Teil 1. Geschichte des Serverless Cloud-Computings
Die meisten heute verwendeten Web-Anwendungen werden von Systemen mit sehr leistungsstarken, diverse Berechnungen und Aufgaben durchführende Backends sowie mit Frontends, die meist nur die Oberfläche für den Endbenutzer beinhalten, die wiederum im Webbrowser oder auf einem mobilen Gerät vom Benutzer konsumiert werden, unterstützt und bereitgestellt. Die typische Web-Anwendung wird eine HTTP-Anforderung an den Server stellen, die von ihm empfangen und weiterverarbeitet wird. Die Daten werden meistens durch verschiedene Ebenen der Anwendung durchgereicht und lösen unterschiedliche Logiken und Verarbeitungsmustern aus, bevor sie final in einer Datenbank gespeichert werden. Nach der Verarbeitung und potenziellen Speicherung der Daten gibt das Backend eine Antwort in unterschiedlichen Formaten – json, xml oder als vorgerenderte HTML-Seite, die dann zum Client, also zum Webbrowser, zurückgeschickt wird.
Üblicherweise sind die sich im produktiven Betrieb befindenden Systeme viel komplexer als das auf der Abbildung 5 dargestellte System und beinhalten zusätzliche Komponenten und Komplexitätsebenen wie Load Balancing, Transaktionen, Clusters, Cache, Messaging Queues. Alle diese Komponenten werden auf einem oder auf mehreren Servern ausgeführt, die sich entweder in einem On-Premise-Rechenzentrum oder in der Cloud befinden. In beiden Fällen müssen das Betriebssystem und die Konfiguration dieser Komponenten und Server verwaltet, konfiguriert, gewartet und gepatcht werden.

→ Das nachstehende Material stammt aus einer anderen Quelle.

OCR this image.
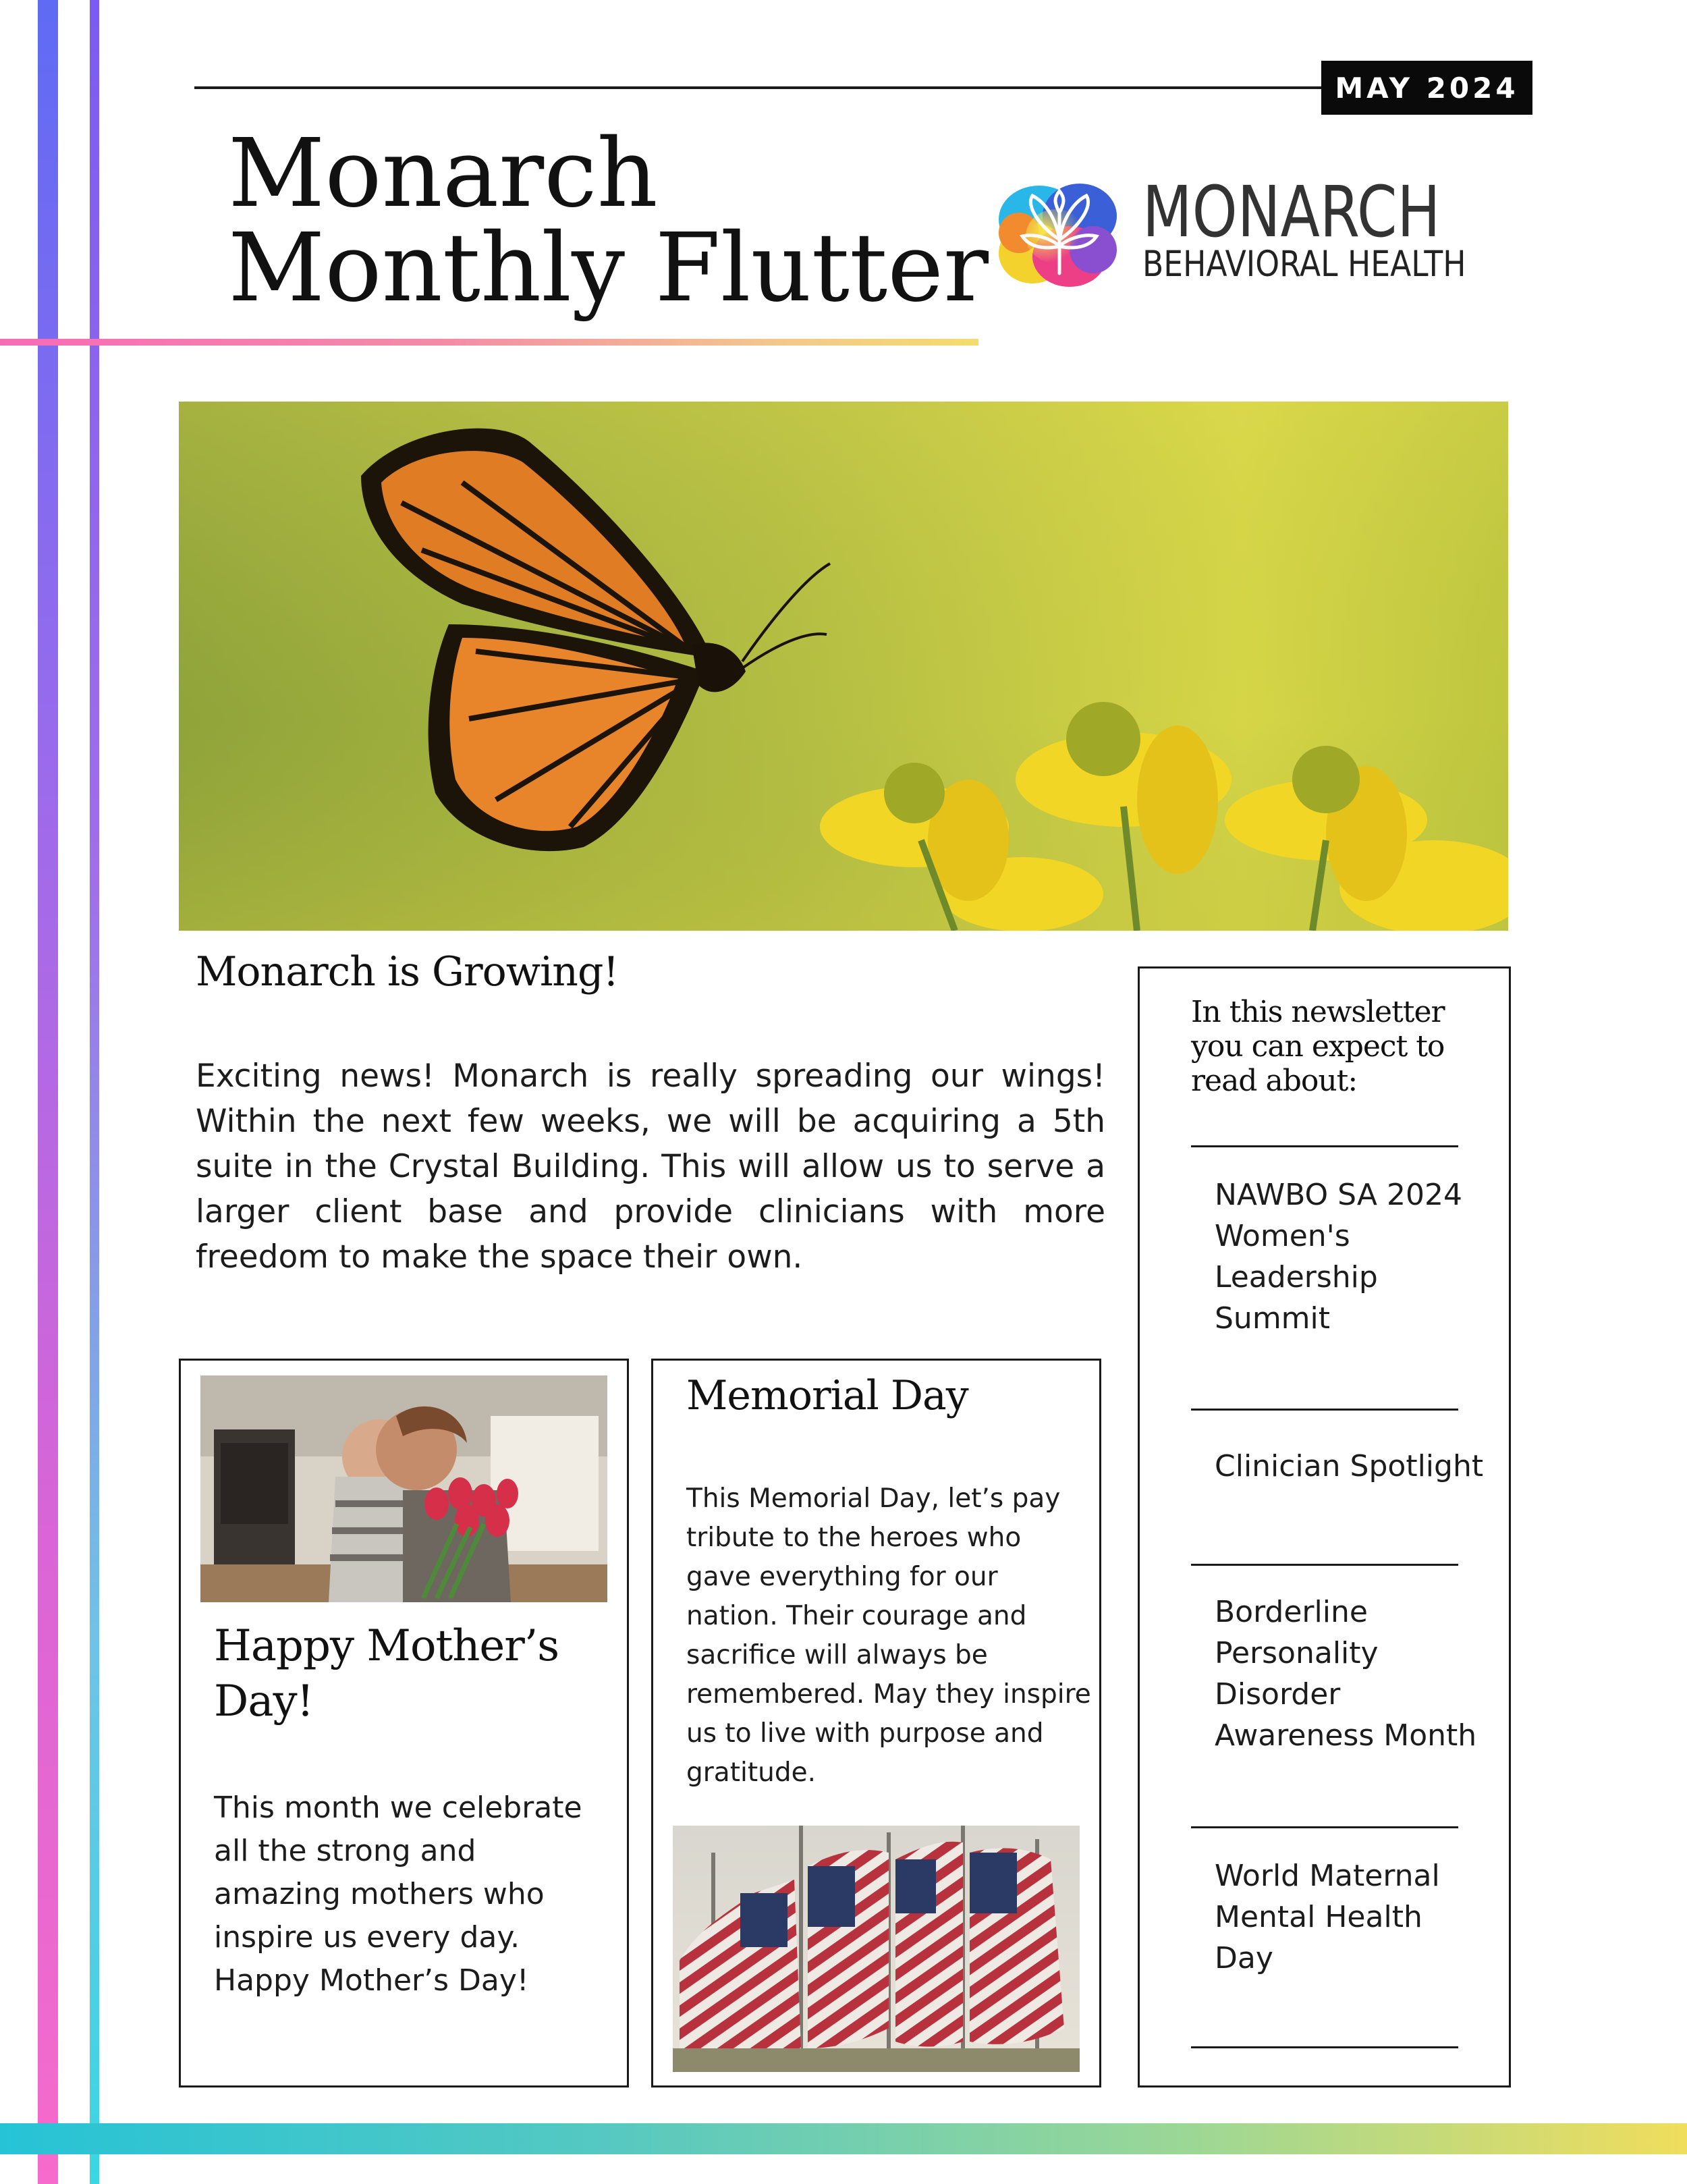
MAY 2024
Monarch
Monthly Flutter
MONARCH
BEHAVIORAL HEALTH
Monarch is Growing!
Exciting news! Monarch is really spreading our wings! Within the next few weeks, we will be acquiring a 5th suite in the Crystal Building. This will allow us to serve a larger client base and provide clinicians with more freedom to make the space their own.
Happy Mother’s
Day!
This month we celebrate all the strong and amazing mothers who inspire us every day. Happy Mother’s Day!
Memorial Day
This Memorial Day, let’s pay tribute to the heroes who gave everything for our nation. Their courage and sacrifice will always be remembered. May they inspire us to live with purpose and gratitude.
In this newsletter you can expect to read about:
NAWBO SA 2024 Women's Leadership Summit
Clinician Spotlight
Borderline Personality Disorder Awareness Month
World Maternal Mental Health Day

Zur Gewährleistung eines stabilen Servers muss sich jemand – das kann ein Mitarbeiter oder sogar ein ganzes Team sein – um die Bereitstellung, Verwaltung und das Patching des Servers kümmern. Das ist eine zeitintensive Aufgabe und verlangt zusätzlich eine Vielzahl an Fähigkeiten der jeweiligen Mitarbeiter. Jede nicht triviale Server-Umgebung wird schwer einzurichten und zu pflegen sein. Sowohl die Hardware als auch die Infrastruktur als solche sind wichtige und unabdingbare Teile eines IT-Systems, die aber gleichzeitig auch eine Ablenkung von der Kernaufgabe des Unternehmens, der Lösung des eigentlichen Geschäftsproblems,
sein können.
In den letzten Jahren sind Technologien wie Cloud-Computing und Container entstanden, um Probleme mit der Inkonsistenz der Infrastruktur und verschiedenen Umgebungen und Server-Verwaltungen zu beheben. Das Cloud-Computing-Paradigma ist bereits in IT-Landschaften vieler Unternehmen weltweit adaptiert worden. Die Vorteile davon sind unter anderem Kosteneinsparungen durch ein nutzungsabhängiges Preismodell sowie eine größere Flexibilität dank der Möglichkeit, die IT-Ressourcen on demand in Anspruch zu nehmen. Der quantitative Vergleich der Kosten von klassischen On-Premise-Architekturen und Cloud-basierten Architekturen ist nicht trivial und erfordert ein hohes Maß an Genauigkeit in den Berechnungen sowie den Einsatz spezieller mathematischer Modelle, zum Beispiel das Modell von Kratzke (2011) für die Ex-ante-Kostenschätzung eines Cloud-Systems 41.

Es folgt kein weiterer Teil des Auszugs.